Wednesday, April 1, 2009

Promises, Promises

In the old days of politics, breaking campaign promises was a little easier. When politicians went back on their word, they could claim that they were misquoted or taken out of context. But in the age of YouTube, I thought that politicians would become a little more cautious about making promises and a little more circumspect about keeping them. I was wrong.

I have tried to give the President the benefit of every doubt, but it is difficult to keep doing so when it seems like every week another campaign promise goes up in smoke.

In the latest of a string of broken promises, Mr. Obama went back on his word not to raise taxes on anyone making less than 250k per year. Over and over during the campaign, Mr. Obama the candidate pledged that he would not raise any taxes on people who are not rich, but he recently signed into law the largest tobacco tax in history. A recent Gallup poll confirms that poor and middle class people smoke in much greater percentages than wealthy people, so this tax is not only a breach of his word, but it is actually regressive, i.e. it hurts poor and middle class people much more than it hurts the wealthy.

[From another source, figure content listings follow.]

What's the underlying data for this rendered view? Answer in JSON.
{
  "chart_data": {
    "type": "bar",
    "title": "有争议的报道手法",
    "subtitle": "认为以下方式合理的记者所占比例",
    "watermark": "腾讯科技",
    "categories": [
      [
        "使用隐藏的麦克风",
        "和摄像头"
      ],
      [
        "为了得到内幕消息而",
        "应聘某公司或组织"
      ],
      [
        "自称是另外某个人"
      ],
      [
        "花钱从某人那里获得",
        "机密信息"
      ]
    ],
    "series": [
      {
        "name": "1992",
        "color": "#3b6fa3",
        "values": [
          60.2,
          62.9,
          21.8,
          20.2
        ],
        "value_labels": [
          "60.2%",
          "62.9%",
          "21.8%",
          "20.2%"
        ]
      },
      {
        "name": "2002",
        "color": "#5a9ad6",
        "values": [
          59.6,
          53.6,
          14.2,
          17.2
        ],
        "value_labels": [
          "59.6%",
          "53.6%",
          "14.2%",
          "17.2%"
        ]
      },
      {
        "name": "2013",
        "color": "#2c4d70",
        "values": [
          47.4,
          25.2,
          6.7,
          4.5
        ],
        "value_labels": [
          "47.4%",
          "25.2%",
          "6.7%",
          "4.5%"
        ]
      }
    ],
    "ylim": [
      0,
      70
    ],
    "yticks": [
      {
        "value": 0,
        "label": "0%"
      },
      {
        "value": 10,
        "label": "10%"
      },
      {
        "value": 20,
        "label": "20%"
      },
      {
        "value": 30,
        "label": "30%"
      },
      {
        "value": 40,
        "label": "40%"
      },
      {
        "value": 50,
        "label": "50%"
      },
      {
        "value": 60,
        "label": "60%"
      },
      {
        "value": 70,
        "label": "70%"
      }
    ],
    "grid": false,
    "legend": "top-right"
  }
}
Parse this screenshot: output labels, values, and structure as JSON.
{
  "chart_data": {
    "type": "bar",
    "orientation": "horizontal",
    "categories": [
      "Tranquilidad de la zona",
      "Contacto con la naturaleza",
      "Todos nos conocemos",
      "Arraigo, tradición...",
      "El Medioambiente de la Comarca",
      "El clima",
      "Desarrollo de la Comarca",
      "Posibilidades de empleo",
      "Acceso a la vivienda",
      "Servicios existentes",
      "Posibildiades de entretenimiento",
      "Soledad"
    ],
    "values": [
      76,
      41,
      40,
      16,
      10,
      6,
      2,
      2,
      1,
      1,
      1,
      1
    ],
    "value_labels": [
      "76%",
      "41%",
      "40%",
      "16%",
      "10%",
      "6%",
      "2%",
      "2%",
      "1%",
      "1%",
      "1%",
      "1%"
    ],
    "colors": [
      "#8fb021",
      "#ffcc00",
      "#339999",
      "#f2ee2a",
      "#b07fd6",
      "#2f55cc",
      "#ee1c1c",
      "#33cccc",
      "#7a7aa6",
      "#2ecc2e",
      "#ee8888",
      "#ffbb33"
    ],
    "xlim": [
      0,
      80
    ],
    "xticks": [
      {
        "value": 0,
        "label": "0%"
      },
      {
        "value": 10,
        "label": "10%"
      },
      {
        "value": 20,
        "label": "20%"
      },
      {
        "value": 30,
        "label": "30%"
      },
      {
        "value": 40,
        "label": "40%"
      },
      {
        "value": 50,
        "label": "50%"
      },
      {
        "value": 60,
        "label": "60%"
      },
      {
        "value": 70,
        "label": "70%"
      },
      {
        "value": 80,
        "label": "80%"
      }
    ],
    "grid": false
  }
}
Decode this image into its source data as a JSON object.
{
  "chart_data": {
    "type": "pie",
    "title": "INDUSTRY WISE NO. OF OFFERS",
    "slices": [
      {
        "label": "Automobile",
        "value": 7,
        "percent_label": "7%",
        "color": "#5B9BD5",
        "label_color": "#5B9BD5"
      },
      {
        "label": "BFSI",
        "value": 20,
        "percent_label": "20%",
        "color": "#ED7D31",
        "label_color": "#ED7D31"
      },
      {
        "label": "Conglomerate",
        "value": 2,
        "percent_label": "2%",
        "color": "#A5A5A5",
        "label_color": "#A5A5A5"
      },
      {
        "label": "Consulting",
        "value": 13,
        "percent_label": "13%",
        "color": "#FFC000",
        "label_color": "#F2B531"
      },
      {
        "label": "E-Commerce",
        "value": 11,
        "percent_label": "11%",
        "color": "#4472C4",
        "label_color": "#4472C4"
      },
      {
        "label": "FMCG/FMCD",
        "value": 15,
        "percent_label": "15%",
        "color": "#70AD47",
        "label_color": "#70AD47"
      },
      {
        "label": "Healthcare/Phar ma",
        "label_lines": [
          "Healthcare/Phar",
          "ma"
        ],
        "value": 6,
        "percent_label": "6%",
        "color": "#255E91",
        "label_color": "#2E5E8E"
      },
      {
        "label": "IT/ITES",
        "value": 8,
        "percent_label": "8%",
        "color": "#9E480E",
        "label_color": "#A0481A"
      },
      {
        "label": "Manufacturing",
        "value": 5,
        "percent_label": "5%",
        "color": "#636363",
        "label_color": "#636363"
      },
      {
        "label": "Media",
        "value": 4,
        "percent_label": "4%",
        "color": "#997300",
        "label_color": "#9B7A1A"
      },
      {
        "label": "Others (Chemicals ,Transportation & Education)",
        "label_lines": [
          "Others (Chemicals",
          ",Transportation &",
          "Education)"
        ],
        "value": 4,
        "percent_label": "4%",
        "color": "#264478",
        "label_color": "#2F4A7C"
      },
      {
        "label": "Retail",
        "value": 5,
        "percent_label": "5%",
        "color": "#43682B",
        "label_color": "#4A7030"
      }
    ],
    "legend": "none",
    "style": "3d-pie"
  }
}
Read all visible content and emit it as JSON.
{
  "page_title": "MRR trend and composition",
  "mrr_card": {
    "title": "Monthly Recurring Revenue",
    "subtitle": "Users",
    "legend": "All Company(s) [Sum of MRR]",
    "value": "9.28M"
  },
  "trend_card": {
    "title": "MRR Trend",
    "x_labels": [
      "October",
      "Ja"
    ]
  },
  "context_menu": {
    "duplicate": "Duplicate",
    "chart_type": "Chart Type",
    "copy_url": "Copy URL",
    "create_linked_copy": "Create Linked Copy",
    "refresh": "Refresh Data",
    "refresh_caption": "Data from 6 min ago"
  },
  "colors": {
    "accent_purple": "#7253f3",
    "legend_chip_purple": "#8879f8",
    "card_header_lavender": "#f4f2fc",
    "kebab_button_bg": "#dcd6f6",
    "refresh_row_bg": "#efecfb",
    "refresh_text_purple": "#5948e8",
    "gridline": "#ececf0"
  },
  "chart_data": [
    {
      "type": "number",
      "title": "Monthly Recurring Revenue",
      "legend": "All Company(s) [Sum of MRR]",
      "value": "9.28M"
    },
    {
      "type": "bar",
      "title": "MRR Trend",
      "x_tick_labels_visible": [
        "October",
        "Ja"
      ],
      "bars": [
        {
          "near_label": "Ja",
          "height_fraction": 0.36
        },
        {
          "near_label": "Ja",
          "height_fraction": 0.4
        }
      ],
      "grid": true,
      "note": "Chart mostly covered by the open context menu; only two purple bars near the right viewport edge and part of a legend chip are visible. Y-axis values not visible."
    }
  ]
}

Some other campaign promises that have similarly gone up in smoke:

  • His promise to use public funds for his campaign even though his opponent made good on his promise to do so.
  • His promise that he would go "line by line" through every budget to weed out pork barrel spending. The budget he recently signed had nearly 9,000 earmarks.
  • His promise to allow the public to review every piece of legislation on-line for at least 5 days before he signed it. The Stimulus Bill was signed without being posted online for 5 days. Similarly the recent Omnibus Land Conversation bill was not posted online before Mr. Obama signed it.

During the campaign there were a lot of promises that there would be 'change' in the way that government is run. I can see that in the area of making and breaking campaign promises, no such change has been forthcoming.